Лежачих раненых добивали в палатах, тех, кто мог ходить, вытаскивали во двор и там расстреливали. Молоденькая санитарочка лежала на выжженной солнцем земле, глядя остекленевшими глазами в синее безбрежно небо. На белых бинтах расплывались пятна свежей крови. Отец Муси, не представлявший, что можно вот так расправиться с беззащитными людьми, первый раз в жизни преступил через клятву Гиппократа. Доктор Пинкензон не стал оказывать помощь немецким солдатам, которые уже заняли койки, еще хранившие тепло уведенных на расстрел. Мама до вечера металась по знакомым, пытаясь пристроить Мусю, но он упрямо возвращался домой. Вечером пришли и за ними.

Рыжие брови немецкого офицера сначала недоуменно взметнулись, а затем сошлись в одну сплошную линию, не предвещавшую ничего хорошего для худенького мальчика со скрипкой. «Замолчать! Свинья! Не играть!» Люди, толпящиеся вокруг Муси, зашевелились. В прозрачном летнем воздухе сначала негромко и слабо, а затем все звонче и сильнее звучало: «Кипит наш разум возмущенный…» Муся играл, песня, заполнив площадь, прокатилась над станицей и ушла дальше к удивительно голубому в тот день небу. Застывшие от неожиданности, солдаты оцепления даже не делали попытки взяться за оружие. Зубы капитана заскрежетали, глаза из светло-голубых, породистых стали черными и далеко не арийскими. Когда этот оборвыш попросил разрешения сыграть последний раз на скрипке, которую так старательно прижимал к груди, офицер решил, что он просто оттягивает момент расправы. Но этот еврейский выродок посмел играть «Интернационал»! Он что, сошел с ума, увидев расстрел отца, пытавшегося выпросить пощаду сыну и смерть матери, бросившейся на труп мужа? Как иначе можно объяснить эту дерзость?! Рука метнулась к кобуре.

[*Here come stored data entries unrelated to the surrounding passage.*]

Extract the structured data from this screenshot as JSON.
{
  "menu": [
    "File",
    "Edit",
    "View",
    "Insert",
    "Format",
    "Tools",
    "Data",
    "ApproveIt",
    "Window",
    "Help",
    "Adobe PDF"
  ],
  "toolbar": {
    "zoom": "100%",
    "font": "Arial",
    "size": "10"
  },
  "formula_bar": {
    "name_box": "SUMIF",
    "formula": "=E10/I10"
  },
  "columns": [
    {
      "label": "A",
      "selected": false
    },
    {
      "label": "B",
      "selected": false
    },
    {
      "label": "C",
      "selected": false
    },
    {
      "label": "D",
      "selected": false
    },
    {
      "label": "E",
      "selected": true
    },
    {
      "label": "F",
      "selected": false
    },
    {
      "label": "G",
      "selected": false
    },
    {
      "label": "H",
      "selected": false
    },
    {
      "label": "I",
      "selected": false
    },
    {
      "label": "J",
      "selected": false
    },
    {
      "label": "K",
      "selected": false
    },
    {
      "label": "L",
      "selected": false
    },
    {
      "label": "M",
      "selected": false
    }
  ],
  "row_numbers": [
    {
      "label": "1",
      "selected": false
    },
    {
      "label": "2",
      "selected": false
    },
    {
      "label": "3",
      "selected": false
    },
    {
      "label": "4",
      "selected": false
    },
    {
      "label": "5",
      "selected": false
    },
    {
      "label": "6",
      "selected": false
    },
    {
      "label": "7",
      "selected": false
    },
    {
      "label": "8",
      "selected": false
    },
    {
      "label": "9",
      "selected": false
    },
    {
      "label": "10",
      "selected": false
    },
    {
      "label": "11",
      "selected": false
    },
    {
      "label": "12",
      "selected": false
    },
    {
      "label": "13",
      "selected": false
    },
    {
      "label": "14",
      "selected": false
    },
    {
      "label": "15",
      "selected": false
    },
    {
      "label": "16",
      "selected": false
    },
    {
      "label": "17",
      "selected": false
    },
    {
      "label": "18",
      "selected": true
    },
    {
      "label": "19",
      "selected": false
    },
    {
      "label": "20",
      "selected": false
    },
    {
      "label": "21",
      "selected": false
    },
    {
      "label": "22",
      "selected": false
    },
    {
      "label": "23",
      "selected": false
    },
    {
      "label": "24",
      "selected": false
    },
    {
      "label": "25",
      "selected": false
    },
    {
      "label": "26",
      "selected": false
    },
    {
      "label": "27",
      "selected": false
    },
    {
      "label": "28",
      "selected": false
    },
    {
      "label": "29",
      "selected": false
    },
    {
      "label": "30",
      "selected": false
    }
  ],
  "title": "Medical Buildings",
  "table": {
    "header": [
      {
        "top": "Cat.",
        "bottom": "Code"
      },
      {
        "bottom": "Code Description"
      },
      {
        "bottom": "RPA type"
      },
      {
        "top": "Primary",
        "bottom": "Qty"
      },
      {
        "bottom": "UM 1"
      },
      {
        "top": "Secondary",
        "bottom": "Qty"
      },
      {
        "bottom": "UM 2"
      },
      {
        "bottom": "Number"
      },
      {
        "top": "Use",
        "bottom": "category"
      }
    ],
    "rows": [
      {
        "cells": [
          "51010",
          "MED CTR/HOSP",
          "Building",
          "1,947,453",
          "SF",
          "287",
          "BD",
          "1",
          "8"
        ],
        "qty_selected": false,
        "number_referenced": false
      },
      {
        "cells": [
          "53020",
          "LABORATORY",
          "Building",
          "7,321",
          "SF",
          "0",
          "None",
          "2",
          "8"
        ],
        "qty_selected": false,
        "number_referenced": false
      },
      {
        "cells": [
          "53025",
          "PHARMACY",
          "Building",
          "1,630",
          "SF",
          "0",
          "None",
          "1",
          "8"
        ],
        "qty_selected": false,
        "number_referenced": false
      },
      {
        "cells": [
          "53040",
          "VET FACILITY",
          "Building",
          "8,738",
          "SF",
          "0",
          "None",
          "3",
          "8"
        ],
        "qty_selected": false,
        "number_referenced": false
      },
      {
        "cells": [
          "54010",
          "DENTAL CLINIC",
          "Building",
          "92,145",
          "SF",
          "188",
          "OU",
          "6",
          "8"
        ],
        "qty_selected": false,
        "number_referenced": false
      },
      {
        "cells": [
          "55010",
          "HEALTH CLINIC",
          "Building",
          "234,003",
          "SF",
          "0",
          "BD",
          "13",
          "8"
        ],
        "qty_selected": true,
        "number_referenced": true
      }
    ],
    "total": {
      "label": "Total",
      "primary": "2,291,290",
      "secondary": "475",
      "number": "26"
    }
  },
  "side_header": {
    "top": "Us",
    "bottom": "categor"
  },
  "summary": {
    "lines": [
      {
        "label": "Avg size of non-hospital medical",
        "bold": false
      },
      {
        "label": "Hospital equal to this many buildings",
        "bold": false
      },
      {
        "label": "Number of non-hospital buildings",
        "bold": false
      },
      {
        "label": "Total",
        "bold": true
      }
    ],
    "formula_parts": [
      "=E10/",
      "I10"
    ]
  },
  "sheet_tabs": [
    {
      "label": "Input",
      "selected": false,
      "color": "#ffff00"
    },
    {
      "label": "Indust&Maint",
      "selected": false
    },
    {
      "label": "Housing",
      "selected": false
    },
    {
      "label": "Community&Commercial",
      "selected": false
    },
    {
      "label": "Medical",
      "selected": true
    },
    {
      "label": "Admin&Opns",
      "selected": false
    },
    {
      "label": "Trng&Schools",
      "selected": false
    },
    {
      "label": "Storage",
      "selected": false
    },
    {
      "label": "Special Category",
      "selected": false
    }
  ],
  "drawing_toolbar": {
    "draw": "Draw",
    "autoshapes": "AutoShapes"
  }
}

«Ре, си, соль. Больно… Очень… больно… Играть… Еще игр…» Пятно крови на белой рубашке отца, волосы матери, поднятые ветром, лица людей, громко выводящих «в смертный бой…», зеленые мундиры немецких солдат, рот офицера, кривящийся в диком крике, слились в глазах Муси в страшной, нереальной пляске. Через мгновение Муся лежал на земле, левой рукой прижимая к себе скрипку, а правой крепко сжимая смычок. Его черные глаза смотрели в самую глубину бездонного летнего неба, словно надеясь увидеть там победный день, который он сейчас приблизил ценной своей маленькой одиннадцатилетней жизни.